Tesco launches “just walk out” store

Tesco has launched its first “just walk out” store, putting the Big Four supermarket in direct competition with Amazon.

The supermarket’s “GetGo” store, located in Holborn in central London, enables customers to buy groceries without having to scan items or visit a till.

Tesco had previously been trialling the autonomous technology at a Tesco Express store in Welwyn Garden City, where the company has its headquarters.

The technology, designed by Israeli technology firm Trigo, works using weight sensors in the shelves in conjunction with an AI system to track the customers’ movements around the store and monitor the items they pick .

Tesco said the AI system works by building a unique “skeleton” outline of each person, as opposed to using facial recognition.

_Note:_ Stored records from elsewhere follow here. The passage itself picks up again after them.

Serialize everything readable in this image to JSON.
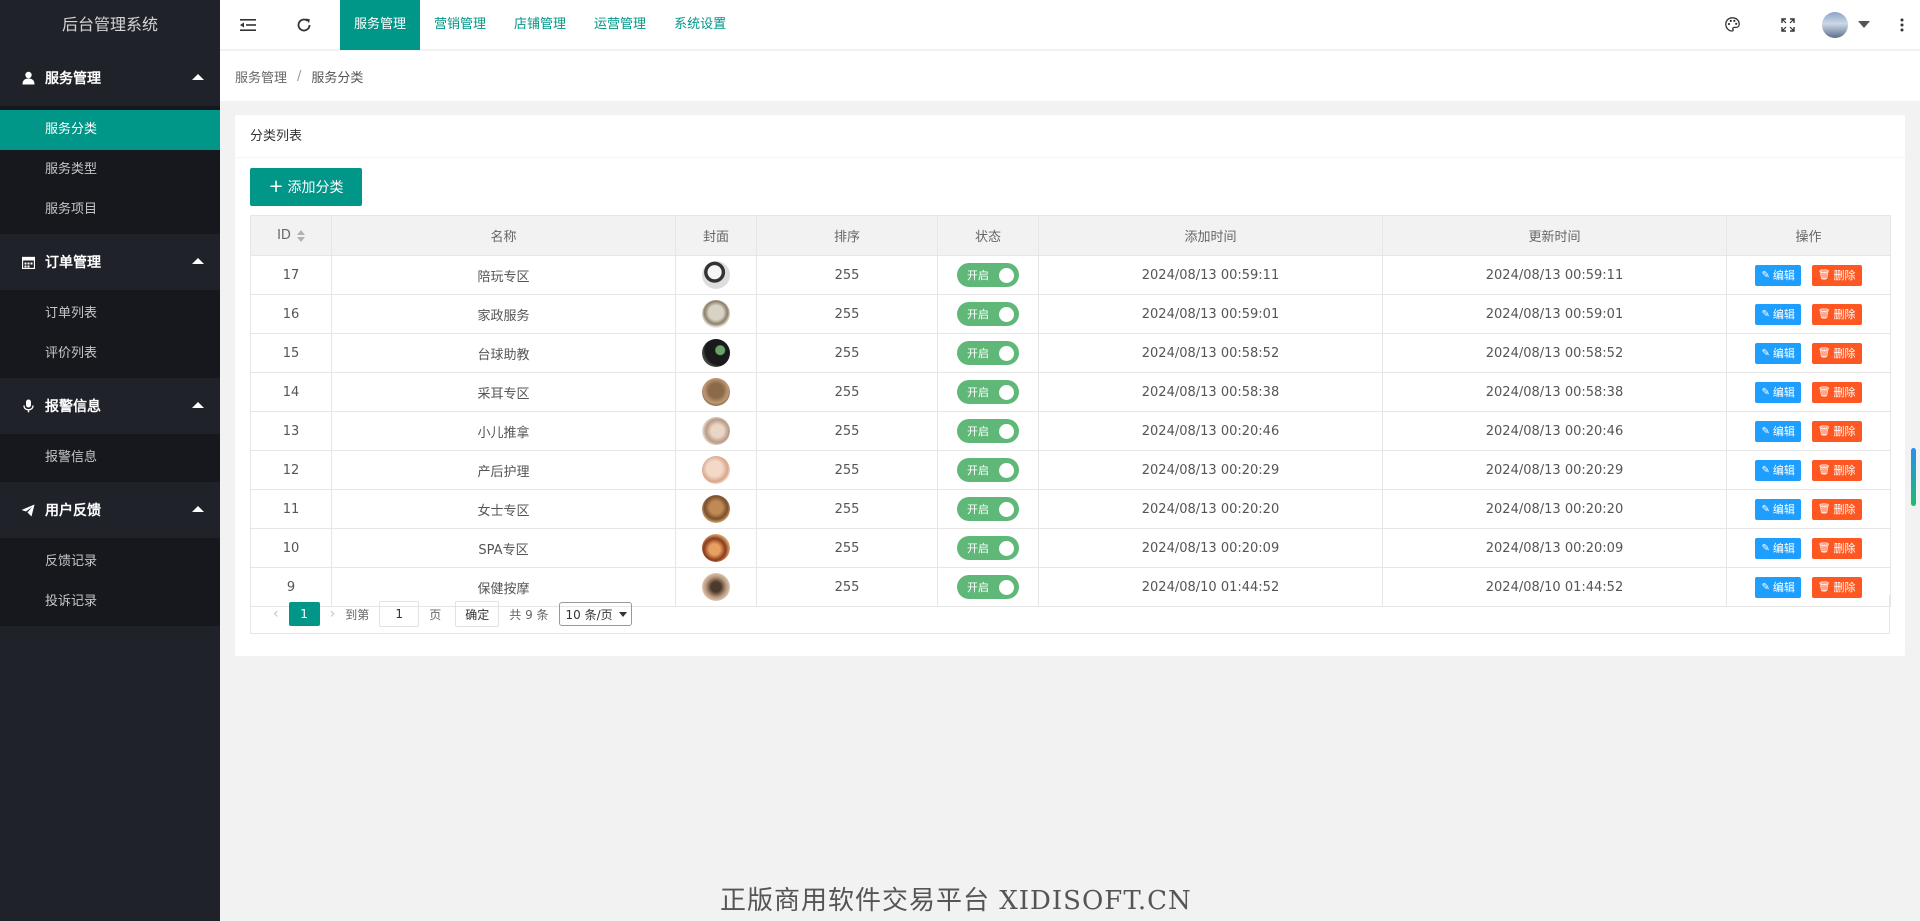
{
  "app": {
    "title": "后台管理系统"
  },
  "sidebar": {
    "groups": [
      {
        "label": "服务管理",
        "icon": "user-icon",
        "items": [
          {
            "label": "服务分类",
            "active": true
          },
          {
            "label": "服务类型"
          },
          {
            "label": "服务项目"
          }
        ]
      },
      {
        "label": "订单管理",
        "icon": "calendar-icon",
        "items": [
          {
            "label": "订单列表"
          },
          {
            "label": "评价列表"
          }
        ]
      },
      {
        "label": "报警信息",
        "icon": "microphone-icon",
        "items": [
          {
            "label": "报警信息"
          }
        ]
      },
      {
        "label": "用户反馈",
        "icon": "paper-plane-icon",
        "items": [
          {
            "label": "反馈记录"
          },
          {
            "label": "投诉记录"
          }
        ]
      }
    ]
  },
  "header": {
    "tabs": [
      {
        "label": "服务管理",
        "active": true
      },
      {
        "label": "营销管理"
      },
      {
        "label": "店铺管理"
      },
      {
        "label": "运营管理"
      },
      {
        "label": "系统设置"
      }
    ],
    "icons": [
      "menu-fold-icon",
      "refresh-icon",
      "palette-icon",
      "fullscreen-icon",
      "more-vertical-icon"
    ]
  },
  "breadcrumb": {
    "parent": "服务管理",
    "separator": "/",
    "current": "服务分类"
  },
  "card": {
    "title": "分类列表",
    "add_button": "添加分类",
    "columns": [
      "ID",
      "名称",
      "封面",
      "排序",
      "状态",
      "添加时间",
      "更新时间",
      "操作"
    ],
    "rows": [
      {
        "id": "17",
        "name": "陪玩专区",
        "sort": "255",
        "status": "开启",
        "created": "2024/08/13 00:59:11",
        "updated": "2024/08/13 00:59:11"
      },
      {
        "id": "16",
        "name": "家政服务",
        "sort": "255",
        "status": "开启",
        "created": "2024/08/13 00:59:01",
        "updated": "2024/08/13 00:59:01"
      },
      {
        "id": "15",
        "name": "台球助教",
        "sort": "255",
        "status": "开启",
        "created": "2024/08/13 00:58:52",
        "updated": "2024/08/13 00:58:52"
      },
      {
        "id": "14",
        "name": "采耳专区",
        "sort": "255",
        "status": "开启",
        "created": "2024/08/13 00:58:38",
        "updated": "2024/08/13 00:58:38"
      },
      {
        "id": "13",
        "name": "小儿推拿",
        "sort": "255",
        "status": "开启",
        "created": "2024/08/13 00:20:46",
        "updated": "2024/08/13 00:20:46"
      },
      {
        "id": "12",
        "name": "产后护理",
        "sort": "255",
        "status": "开启",
        "created": "2024/08/13 00:20:29",
        "updated": "2024/08/13 00:20:29"
      },
      {
        "id": "11",
        "name": "女士专区",
        "sort": "255",
        "status": "开启",
        "created": "2024/08/13 00:20:20",
        "updated": "2024/08/13 00:20:20"
      },
      {
        "id": "10",
        "name": "SPA专区",
        "sort": "255",
        "status": "开启",
        "created": "2024/08/13 00:20:09",
        "updated": "2024/08/13 00:20:09"
      },
      {
        "id": "9",
        "name": "保健按摩",
        "sort": "255",
        "status": "开启",
        "created": "2024/08/10 01:44:52",
        "updated": "2024/08/10 01:44:52"
      }
    ],
    "actions": {
      "edit": "编辑",
      "delete": "删除"
    }
  },
  "pager": {
    "current_page": "1",
    "goto_label": "到第",
    "goto_value": "1",
    "page_unit": "页",
    "confirm": "确定",
    "total": "共 9 条",
    "page_size": "10 条/页"
  },
  "watermark": "正版商用软件交易平台 XIDISOFT.CN",
  "colors": {
    "primary": "#009688",
    "sidebar_bg": "#20222a",
    "switch_on": "#5fb878",
    "edit": "#1e9fff",
    "delete": "#ff5722"
  }
}
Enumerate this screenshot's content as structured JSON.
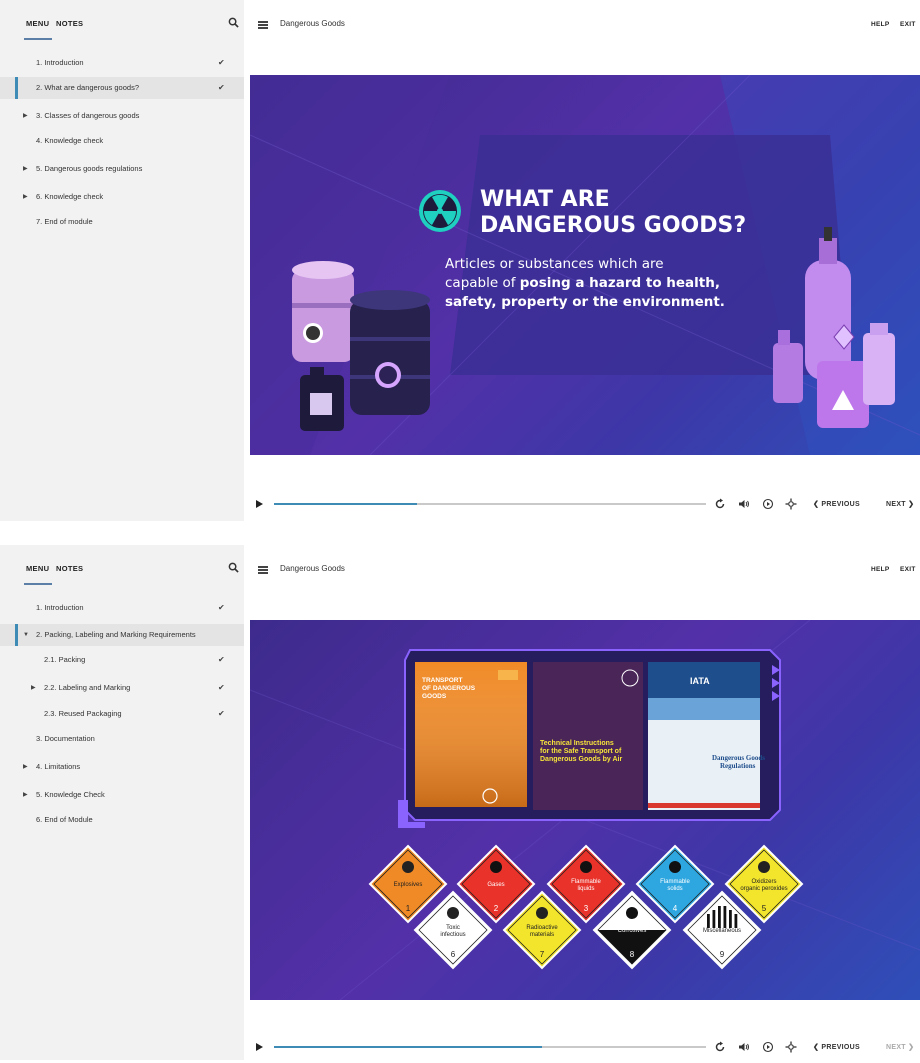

Customers will need to download the Tesco.com app to use the service, and then check in by scanning a QR code generated on their phone.

The news comes after Amazon launched its first cashierless store in Ealing, west London in March of this year.

The BigTech giant has since launched cashierless stores in White City, Wembley, and Canary Wharf.

Tesco is not the only major UK supermarket to experiment with cashierless outlets; Aldi announced it is set to trial its first cashierless store in the capital in September.

Not all attempts to implement checkout free technology have been successful; Sainsbury’s opened a till-free store in 2019, which was to close only a few months later.

Europe is leading the world in terms of checkout free technology according to analyst house RBR, with 18,000 stores in Europe, Middle East, and Africa (EMEA) allowing customers to scan items via their mobiles as they shop.

The report highlighted the UK, France, and the Netherlands as being particularly far ahead in terms of rolling out mobile self-scanning technology.


Seven in ten – 70.69 per cent – of retail assistants face the possibility of automation taking their jobs, according to research from electrical goods retailer Electrical Direct.

“We are constantly looking for ways to improve the shopping experience and our latest innovation offers a seamless checkout for customers on the go, helping them to save a bit more time,” said Kevin Tindall, the managing director of Tesco’s convenience store business. “This is currently just a one-store trial but we’re looking forward to seeing how our customers respond.”